STEVE INSKEEP, HOST:

Now that the Supreme Court has upheld President Obama's Affordable Care Act, we can game out some consequences. The law should make it easier for people to get healthcare, and that in turn will likely lead to a greater demand for nurses. But it may be hard to train extra nurses. In the past year, more than 76,000 qualified applicants were turned away from nursing programs. Nursing schools did not have enough professors. Here's Sandy Hausman of Virginia Public Radio.

SANDY HAUSMAN, BYLINE: There have been lots of parties this year at the University of Virginia School of Nursing. So far, 11 professors have retired. That's one-fourth of the faculty, and Dean Dorrie Fontaine is in no mood to celebrate. She worries because the Affordable Care Act will boost demand for nurses.

DORRIE FONTAINE: There are 34 million people that are going to need health insurance. So I need faculty to teach the nurse practitioners that are going to take care of these uninsured.

HAUSMAN: Demand will also rise because nurses comprise the oldest workforce in the nation. Polly Bednash heads the American Association of Colleges of Nursing.

POLLY BEDNASH: We have nurses who are in their 70s who are working. And many of those individuals are working for a temporary period of time to get themselves through this financial crunch.
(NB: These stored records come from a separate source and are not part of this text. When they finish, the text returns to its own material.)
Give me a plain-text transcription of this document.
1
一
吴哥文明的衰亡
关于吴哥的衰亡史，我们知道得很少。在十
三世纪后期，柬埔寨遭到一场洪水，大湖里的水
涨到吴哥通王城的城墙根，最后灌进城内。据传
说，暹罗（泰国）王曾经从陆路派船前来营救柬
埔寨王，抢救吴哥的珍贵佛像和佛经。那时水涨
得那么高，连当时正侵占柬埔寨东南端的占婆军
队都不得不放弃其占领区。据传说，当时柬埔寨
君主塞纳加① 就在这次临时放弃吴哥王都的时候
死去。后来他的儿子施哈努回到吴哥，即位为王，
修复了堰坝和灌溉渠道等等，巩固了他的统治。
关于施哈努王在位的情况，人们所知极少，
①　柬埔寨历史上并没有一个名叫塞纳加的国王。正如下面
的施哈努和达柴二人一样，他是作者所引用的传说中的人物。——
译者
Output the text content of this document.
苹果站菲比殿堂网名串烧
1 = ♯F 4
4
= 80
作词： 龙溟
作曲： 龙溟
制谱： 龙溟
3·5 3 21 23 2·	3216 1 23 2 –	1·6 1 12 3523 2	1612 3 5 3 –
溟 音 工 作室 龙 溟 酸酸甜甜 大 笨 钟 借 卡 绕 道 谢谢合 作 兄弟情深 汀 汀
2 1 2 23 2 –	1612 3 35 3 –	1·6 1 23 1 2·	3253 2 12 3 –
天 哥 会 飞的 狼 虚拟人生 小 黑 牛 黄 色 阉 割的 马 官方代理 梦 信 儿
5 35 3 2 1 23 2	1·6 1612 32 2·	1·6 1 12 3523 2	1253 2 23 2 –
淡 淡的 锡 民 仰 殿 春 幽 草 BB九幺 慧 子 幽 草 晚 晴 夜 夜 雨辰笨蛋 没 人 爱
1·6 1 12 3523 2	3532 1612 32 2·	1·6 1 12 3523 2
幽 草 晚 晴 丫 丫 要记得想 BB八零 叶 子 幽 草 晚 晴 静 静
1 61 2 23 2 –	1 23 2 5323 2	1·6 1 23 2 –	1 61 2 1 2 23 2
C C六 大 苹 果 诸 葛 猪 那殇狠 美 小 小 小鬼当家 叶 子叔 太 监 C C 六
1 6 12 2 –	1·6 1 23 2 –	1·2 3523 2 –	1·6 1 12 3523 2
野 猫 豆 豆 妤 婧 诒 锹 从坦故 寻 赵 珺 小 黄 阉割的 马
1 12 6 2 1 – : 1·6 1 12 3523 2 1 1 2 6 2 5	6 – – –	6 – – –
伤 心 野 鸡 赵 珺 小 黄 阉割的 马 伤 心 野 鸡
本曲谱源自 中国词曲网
And they are going to leave in droves, and are already leaving in some places where the economy is getting better.

HAUSMAN: Finding professors to teach new nurses will be difficult, because faculty members usually need a PhD. Of three million nurses in this country, less than 1 percent have their doctorate. Associate Professor Emily Drake says most nurses are ready to go with a two or four-year degree.

EMILY DRAKE: Nurses want to practice right away. After you finish your degree, it's just what we want to do is take care of patients.

HAUSMAN: Pay is also a problem. Nurses with a Master's degree and special training can be certified as nurse practitioners - paid $120,000 a year or more. After 10 years as a professor with a PhD, Drake earns about $75,000.

DRAKE: I talked to colleagues from around the country who are getting recruited to teach right now. I have a colleague who's a nurse administrator. She interviewed, she loved it. They loved her. They offered her the job. She said, Emily, when they called and offered a 50 percent pay cut, she said I just can't take it.

HAUSMAN: And it's about the money alone. By the time most nurses consider a PhD, Dean Fontaine says their lives are complicated.

FONTAINE: Nurses, when they have a Master's degree and could go back to school, often have mortgages and children if they're older. And so it is serious and worrisome. And the diversity pieces of it are worrisome, too. We want to have our faculty and students match the population we serve. So we do not have enough Hispanic nurses or faculty, as well as African-Americans and other minorities and men.

HAUSMAN: Men make up just 10 percent of the nursing workforce, and Fontaine hopes the field can draw more of them to join young women in getting PhDs and stepping into the classroom.

UNIDENTIFIED WOMAN: So if you have an infusion going, even if it's the same drug, that's our standard protocol that's changed that whole setup.

HAUSMAN: In the meantime, you might expect classes like this one, with just 26 students, to get bigger. But Professor Drake says that can't happen, because much of the training for nurses is hands on.

DRAKE: By law, for each additional 10 students we take, we need another clinical faculty member to supervise them in the hospital.

HAUSMAN: Nationwide, nearly 8 percent of nursing school jobs - about 1,200 - are vacant. So the American Association of Colleges of Nursing is lobbying for more state, federal and foundation money to train PhDs. And Polly Bednash says schools are looking for other ways to teach.

BEDNASH: Faculty are getting more and more creative about how they prepare students, how they bring in other clinicians to the educational experience - having pharmacists, for instance, be involved in teaching the pharmacotherapeutics.

HAUSMAN: They're also using technology - simulators and computer-based lessons - to supplement classroom and lab experience. And they're urging their most promising students to get the advanced degree before they acquire a family and a mortgage. For NPR News, I'm Sandy Hausman in Charlottesville, Virginia.